The tensor algebra

April 18, 2012

In this post I will define the tensor algebra over a module and show that it satisfies a universal property which makes it the universal algebra with respect to algebras containing an homomorphic image of that module.

Let $M$ be an $R$ -module for $R$ a commutative and unitary ring. For each $k \geq 1,$ define

$T^k(M) = M^{\otimes _k} = \underbrace{M \otimes M \otimes \ldots \otimes M}_{\text{k times}}.$

where $\otimes$ denotes tensor product. Note that this definition is unambiguous considering the fact that taking tensor products is an associative construction. For $k = 0,$ define $T^0(M) = R.$ Define the tensor algebra to be

$T(M) = T^0(M) \oplus T^1(M) \oplus T^2(M) \oplus \cdots = \displaystyle\bigoplus_{k=0}^{\infty}T^k(M).$

Recall that the infinite direct sum of a family of modules $\{M_i\}_{i \in I}$ is the subset of the infinite product $\{(m_1, m_2, \ldots ) \mid \forall i \in I, m_i \in M_i \}$ such that all but finitely many of the $m_i$ ‘s are $0.$ For all $k,$ the elements of $T^k(M)$ are called k-tensors. Thus, every element of $T(M)$ can be viewed as a finite linear combination of k-tensors for various $k \geq 0.$ Identifying $M$ with $T^1(M),$ we can view $M$ as a submodule of $T(M).$

Now, defining addition componentwise in $T(M)$ gives it the structure of an $R$ -module. To get an $R$ -algebra structure, we define the multiplication in $T(M)$ as

$(m_1 \otimes \cdots \otimes m_k)(m_1' \otimes \cdots \otimes m_l') = m_1 \otimes \cdots \otimes m_k \otimes m_1' \otimes \cdots \otimes m_l'$

and extend it by linearity and distributivity to all of $T(M).$

Proposition: This multiplication is well-defined and makes $T(M)$ into an $R$ -algebra.

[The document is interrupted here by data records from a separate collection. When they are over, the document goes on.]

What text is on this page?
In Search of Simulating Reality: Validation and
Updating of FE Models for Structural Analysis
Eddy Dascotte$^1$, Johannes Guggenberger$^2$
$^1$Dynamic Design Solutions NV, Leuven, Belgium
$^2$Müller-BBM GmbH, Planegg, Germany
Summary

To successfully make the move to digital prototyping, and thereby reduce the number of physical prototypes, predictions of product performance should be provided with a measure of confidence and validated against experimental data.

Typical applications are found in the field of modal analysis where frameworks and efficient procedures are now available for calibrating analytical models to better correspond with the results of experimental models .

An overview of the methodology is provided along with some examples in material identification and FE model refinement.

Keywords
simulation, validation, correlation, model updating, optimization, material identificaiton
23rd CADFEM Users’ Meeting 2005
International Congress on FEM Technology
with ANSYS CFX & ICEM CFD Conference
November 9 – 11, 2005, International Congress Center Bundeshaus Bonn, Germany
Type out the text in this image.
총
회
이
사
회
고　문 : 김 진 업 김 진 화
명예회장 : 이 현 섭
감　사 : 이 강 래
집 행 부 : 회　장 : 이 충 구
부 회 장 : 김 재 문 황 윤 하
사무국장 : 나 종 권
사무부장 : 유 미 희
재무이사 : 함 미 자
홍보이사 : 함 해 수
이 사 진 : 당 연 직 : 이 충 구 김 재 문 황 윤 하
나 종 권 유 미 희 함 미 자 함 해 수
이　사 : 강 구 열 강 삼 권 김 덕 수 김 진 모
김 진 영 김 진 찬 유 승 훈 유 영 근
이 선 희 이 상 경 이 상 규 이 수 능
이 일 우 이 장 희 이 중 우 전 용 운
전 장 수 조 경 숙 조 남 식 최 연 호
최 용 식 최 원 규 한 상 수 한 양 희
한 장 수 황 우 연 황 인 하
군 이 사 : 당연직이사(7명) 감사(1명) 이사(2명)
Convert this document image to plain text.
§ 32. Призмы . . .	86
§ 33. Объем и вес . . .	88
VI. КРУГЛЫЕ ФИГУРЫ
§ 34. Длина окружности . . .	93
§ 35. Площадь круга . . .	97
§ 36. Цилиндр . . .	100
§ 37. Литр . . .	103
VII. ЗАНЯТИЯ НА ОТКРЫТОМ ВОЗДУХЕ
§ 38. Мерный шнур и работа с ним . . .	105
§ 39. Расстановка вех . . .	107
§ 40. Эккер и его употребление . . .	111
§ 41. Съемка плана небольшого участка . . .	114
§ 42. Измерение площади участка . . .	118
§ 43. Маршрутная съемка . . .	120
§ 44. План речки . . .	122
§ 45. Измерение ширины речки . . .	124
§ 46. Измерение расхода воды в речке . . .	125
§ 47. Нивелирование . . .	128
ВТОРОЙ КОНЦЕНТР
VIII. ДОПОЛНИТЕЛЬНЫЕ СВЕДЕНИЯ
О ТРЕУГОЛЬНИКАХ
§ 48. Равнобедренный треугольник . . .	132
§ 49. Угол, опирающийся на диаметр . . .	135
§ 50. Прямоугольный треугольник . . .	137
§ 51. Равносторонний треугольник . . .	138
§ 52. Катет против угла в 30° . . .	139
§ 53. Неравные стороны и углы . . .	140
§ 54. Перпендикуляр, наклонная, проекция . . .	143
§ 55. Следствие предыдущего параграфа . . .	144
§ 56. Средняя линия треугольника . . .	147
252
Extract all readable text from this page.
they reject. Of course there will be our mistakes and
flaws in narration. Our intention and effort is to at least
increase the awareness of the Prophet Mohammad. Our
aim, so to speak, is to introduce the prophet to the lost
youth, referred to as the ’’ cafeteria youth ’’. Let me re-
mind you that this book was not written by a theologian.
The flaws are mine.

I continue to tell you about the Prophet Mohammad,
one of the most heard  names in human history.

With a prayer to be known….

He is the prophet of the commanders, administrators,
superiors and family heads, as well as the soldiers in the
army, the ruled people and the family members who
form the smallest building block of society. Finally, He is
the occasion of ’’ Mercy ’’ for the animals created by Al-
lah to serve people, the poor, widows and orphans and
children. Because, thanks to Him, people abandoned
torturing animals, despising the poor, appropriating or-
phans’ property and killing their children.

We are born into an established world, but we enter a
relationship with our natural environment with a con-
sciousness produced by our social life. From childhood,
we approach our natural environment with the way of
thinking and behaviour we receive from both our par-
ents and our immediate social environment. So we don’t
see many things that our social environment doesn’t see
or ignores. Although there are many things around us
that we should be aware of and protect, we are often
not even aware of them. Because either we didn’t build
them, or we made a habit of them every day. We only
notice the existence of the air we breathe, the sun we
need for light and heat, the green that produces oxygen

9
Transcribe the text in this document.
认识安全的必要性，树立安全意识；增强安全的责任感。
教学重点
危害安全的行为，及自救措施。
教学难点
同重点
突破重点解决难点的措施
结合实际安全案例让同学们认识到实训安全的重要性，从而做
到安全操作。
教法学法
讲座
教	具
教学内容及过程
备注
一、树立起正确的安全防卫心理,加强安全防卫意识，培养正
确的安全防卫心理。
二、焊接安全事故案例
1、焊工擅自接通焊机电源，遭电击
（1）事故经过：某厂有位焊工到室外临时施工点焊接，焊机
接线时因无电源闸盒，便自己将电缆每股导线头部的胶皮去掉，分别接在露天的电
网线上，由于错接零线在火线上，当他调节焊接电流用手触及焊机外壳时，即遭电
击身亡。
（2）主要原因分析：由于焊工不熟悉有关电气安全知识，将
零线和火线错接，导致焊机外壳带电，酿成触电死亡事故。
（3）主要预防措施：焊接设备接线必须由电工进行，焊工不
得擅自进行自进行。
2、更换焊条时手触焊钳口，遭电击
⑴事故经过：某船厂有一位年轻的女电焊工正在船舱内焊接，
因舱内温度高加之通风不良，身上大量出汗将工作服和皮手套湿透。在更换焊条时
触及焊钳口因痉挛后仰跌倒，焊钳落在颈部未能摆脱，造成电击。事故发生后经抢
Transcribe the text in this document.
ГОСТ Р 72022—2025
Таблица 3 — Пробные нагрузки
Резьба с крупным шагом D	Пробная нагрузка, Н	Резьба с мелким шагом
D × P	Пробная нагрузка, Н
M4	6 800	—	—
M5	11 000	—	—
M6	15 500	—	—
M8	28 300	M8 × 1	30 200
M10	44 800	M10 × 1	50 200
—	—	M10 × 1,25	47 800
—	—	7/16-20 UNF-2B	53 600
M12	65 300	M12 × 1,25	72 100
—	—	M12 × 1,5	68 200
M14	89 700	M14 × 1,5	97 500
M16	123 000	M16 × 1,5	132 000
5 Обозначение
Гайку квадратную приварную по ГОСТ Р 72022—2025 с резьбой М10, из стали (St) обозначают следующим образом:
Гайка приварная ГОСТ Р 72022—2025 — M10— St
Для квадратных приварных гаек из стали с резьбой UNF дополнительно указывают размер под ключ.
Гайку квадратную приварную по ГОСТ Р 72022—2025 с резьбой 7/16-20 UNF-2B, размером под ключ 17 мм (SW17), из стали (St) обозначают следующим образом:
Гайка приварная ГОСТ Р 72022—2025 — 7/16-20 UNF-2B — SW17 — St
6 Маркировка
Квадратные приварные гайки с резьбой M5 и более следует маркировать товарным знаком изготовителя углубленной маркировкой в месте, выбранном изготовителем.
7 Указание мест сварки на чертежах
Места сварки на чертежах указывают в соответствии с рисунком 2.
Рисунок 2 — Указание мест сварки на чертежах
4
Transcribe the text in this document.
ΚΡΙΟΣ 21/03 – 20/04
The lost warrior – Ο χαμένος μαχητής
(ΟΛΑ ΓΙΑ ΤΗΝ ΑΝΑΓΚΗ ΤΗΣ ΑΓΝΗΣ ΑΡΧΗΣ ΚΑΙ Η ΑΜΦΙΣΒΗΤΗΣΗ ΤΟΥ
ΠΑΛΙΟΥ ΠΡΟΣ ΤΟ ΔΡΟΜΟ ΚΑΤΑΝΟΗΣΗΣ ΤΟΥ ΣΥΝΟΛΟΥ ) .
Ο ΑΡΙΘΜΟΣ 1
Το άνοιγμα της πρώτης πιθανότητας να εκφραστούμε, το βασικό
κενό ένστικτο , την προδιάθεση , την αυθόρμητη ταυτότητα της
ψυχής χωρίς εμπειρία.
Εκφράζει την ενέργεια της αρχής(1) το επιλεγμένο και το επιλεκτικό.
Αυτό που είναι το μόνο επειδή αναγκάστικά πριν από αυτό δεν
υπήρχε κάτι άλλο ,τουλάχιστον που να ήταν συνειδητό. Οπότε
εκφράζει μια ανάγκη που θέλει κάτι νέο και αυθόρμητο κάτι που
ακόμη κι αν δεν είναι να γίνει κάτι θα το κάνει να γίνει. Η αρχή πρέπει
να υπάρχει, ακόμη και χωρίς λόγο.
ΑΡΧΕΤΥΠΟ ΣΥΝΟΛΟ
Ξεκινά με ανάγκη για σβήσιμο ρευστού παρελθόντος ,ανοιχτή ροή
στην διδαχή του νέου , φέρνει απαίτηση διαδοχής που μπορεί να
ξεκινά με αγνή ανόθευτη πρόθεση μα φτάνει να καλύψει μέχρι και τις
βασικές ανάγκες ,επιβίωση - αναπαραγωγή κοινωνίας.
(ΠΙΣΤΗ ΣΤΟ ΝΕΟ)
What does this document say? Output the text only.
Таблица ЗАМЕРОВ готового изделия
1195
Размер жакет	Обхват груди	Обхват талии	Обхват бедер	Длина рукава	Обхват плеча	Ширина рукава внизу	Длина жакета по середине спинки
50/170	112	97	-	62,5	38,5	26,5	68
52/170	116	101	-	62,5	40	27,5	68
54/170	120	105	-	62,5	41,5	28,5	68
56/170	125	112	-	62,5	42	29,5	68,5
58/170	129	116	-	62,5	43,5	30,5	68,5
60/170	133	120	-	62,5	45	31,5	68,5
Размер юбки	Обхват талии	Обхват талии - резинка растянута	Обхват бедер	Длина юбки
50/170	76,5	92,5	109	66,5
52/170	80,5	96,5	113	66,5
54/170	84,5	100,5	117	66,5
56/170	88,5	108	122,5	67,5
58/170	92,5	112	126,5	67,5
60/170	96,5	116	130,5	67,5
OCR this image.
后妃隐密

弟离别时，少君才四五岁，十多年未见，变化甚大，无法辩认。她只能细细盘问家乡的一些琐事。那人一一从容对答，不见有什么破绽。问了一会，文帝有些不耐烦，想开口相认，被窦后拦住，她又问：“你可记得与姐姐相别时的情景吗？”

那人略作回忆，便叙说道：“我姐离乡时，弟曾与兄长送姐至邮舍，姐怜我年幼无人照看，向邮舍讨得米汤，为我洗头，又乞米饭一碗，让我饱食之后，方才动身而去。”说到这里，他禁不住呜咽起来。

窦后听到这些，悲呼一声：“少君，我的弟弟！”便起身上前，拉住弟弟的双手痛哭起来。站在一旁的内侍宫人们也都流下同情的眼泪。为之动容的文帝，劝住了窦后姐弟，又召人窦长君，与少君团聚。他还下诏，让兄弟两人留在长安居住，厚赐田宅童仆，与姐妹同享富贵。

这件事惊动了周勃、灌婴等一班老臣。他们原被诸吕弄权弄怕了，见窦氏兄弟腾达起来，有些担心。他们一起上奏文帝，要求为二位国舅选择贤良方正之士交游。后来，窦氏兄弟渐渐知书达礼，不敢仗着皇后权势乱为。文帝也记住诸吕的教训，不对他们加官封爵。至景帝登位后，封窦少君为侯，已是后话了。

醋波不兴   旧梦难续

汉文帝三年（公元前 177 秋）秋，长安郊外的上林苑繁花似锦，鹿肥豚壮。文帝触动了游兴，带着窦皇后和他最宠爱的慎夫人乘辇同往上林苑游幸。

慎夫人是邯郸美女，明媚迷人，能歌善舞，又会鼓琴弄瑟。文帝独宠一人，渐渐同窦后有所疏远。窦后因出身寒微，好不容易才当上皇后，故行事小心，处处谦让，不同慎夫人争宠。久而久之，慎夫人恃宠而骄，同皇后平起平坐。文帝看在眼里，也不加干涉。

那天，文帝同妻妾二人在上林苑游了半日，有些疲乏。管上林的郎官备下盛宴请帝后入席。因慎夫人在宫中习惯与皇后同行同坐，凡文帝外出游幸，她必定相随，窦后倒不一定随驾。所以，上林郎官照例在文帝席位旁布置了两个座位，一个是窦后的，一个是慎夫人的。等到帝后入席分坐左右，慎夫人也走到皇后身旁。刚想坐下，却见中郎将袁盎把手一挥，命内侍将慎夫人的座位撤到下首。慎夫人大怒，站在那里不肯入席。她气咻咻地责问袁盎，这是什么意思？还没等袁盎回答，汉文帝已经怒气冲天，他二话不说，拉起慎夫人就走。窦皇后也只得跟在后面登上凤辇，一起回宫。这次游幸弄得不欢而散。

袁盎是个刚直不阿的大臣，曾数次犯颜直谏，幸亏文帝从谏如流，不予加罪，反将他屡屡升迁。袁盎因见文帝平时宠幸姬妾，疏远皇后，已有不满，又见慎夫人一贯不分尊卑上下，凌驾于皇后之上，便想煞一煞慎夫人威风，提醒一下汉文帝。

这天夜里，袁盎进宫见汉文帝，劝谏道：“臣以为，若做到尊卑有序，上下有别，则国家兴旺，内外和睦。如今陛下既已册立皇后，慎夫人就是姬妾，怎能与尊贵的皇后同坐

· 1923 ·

Proof: By the proof of the associativity of tensor products, there exists a unique isomorphism $\phi : T^k(M) \otimes T^l(M) \to T^{k+l}(M)$ such that

$\phi ((m_1 \otimes \cdots \otimes m_k) \otimes (m_1' \otimes \cdots \otimes m_l')) = m_1 \otimes \cdots \otimes m_k \otimes m_1' \otimes \cdots \otimes m_l'.$

Thus the multiplication map above is well defined. Indeed, suppose $m_1 \otimes \cdots \otimes m_k = n_1 \otimes \cdots \otimes n_k \in T^k(M).$ Then

$m_1 \otimes \cdots \otimes m_k \otimes m_1' \otimes \cdots \otimes m_l' - n_1 \otimes \cdots \otimes n_k \otimes m_1' \otimes \cdots \otimes m_l'$

$= \phi((m_1 \otimes \cdots \otimes m_k) \otimes (m_1' \otimes \cdots \otimes m_l'))$

$- \phi((n_1 \otimes \cdots \otimes n_k) \otimes (m_1' \otimes \cdots \otimes m_l'))$

$= \phi ((m_1 \otimes \cdots \otimes m_k - n_1 \otimes \cdots \otimes n_k) \otimes (m_1' \otimes \cdots \otimes m_l'))$

$= 0.$

QED

In fact, since $T^k(M)T^l(M) \subseteq T^{k+l}(M)$ , the $R$ -algebra $T(M)$ is a graded algebra. Here is the universal property satisfied by the tensor algebra:

Theorem (Universal property): Let $A$ be any $R$ -algebra, $M$ an $R$ -module. If $\varphi : M \to A$ is any $R$ -module homomorphism, then there is a unique $R$ -algebra homomorphism $\phi : T(M) \to A$ such that $\phi |_M = \varphi.$

Proof: For every $k,$ the map $\tilde{\varphi}_k : M^k \to A$ defined by $\tilde{\varphi}_k(m_1, \ldots, m_k) = \varphi(m_1)\cdots\varphi(m_k)$ is easily seen to be k-multilinear with respect to $R.$ Thus for every $k$ there exists a unique $R$ -module homomorphism $\tilde{\phi}_k : T^k(M) \to A$ such that $\tilde{\phi}_k(m_1 \otimes \cdots \otimes m_k) = \varphi(m_1)\cdots \varphi(m_k).$ With the definition of the multiplication in $T(M),$ it is easy to see that the induced map $\tilde{\phi} : T(M) \to A$ is an $R$ -algebra homomorphism satisfying the desired properties.